A report indicates that the Great Barrier Reef in Australia has rebounded to record levels following storms and bleaching incidents. Although this is wonderful news, according to authorities, the new coral is very susceptible to environmental challenges like climate change and can quickly lose its beauty. The reef’s northern and central regions have the most coral cover. This has been the case ever since coral monitoring started, or about 36 years ago. However, the coral cover reef’s southern portion has shrunk. The Australian Institute of Marine Science (AIMS) scans the reef to check its health, each year. Aerial surveys and slowly towed divers are the methods they employ to do this.

Since the fourth mass bleaching was revealed in March, AIMS has had serious worries, particularly as this year’s study approaches. ‘In our 36 years of monitoring the status of the Great Barrier Reef, we have rarely witnessed bleaching occurrences so close together,’ said Paul Hardisty, chief executive of AIMS.

According to the most recent findings, the reef cover can recover provided the right conditions continue, however at the Great Barrier Reef, acute and severe disturbances are occurring more frequently and lasting longer.

The Great Barrier Reef is greatly threatened by coral-eating crown-of-thorns starfish and the destructive waves of tropical cyclones. In fact, a large portion of this recent coral growth that is a member of the Acropora species is at risk from this danger.

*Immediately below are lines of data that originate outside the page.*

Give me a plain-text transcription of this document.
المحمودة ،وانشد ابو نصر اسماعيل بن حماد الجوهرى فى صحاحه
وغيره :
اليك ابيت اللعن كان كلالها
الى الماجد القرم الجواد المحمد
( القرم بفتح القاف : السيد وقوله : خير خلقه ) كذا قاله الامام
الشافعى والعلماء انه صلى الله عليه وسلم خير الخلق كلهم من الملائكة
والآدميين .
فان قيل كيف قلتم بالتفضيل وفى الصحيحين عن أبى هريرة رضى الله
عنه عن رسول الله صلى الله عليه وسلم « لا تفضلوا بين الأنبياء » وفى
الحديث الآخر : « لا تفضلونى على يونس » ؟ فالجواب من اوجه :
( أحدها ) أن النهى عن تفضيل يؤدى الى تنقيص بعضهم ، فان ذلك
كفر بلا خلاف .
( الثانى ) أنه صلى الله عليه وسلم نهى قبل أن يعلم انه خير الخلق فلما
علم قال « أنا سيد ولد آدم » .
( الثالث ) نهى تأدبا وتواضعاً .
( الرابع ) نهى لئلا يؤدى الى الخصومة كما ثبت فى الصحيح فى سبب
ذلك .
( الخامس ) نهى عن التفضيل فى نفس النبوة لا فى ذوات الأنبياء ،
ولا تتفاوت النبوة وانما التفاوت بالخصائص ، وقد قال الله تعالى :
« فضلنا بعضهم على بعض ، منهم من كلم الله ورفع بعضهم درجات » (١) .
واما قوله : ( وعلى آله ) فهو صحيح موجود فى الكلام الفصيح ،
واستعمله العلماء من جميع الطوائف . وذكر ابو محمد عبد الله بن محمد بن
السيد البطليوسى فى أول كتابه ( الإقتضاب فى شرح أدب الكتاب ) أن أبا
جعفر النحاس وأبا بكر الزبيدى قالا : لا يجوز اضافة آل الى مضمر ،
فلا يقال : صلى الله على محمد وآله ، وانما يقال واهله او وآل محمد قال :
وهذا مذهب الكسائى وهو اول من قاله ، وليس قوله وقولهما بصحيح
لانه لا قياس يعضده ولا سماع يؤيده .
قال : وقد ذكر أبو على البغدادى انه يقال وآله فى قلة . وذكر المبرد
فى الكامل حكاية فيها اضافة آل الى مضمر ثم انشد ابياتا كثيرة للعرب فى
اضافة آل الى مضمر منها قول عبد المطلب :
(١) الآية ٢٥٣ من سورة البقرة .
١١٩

The Great Barrier Reef, one of the most biodiverse ecosystems in the world, has been recognised as a World Heritage Site for 40 years due to its immense scientific and intrinsic value. The UN’s scientific and cultural organisation, UNESCO, claims that ‘not enough’ is being done to save the reef.

According to the Great Barrier Reef Marine Park Authority, which oversees the reef’s management, the Great Barrier Reef’s future is ‘extremely bleak’ as a result of climate change.

Although this news offers some optimism for biodiversity preservation, there are still a lot of obstacles to overcome.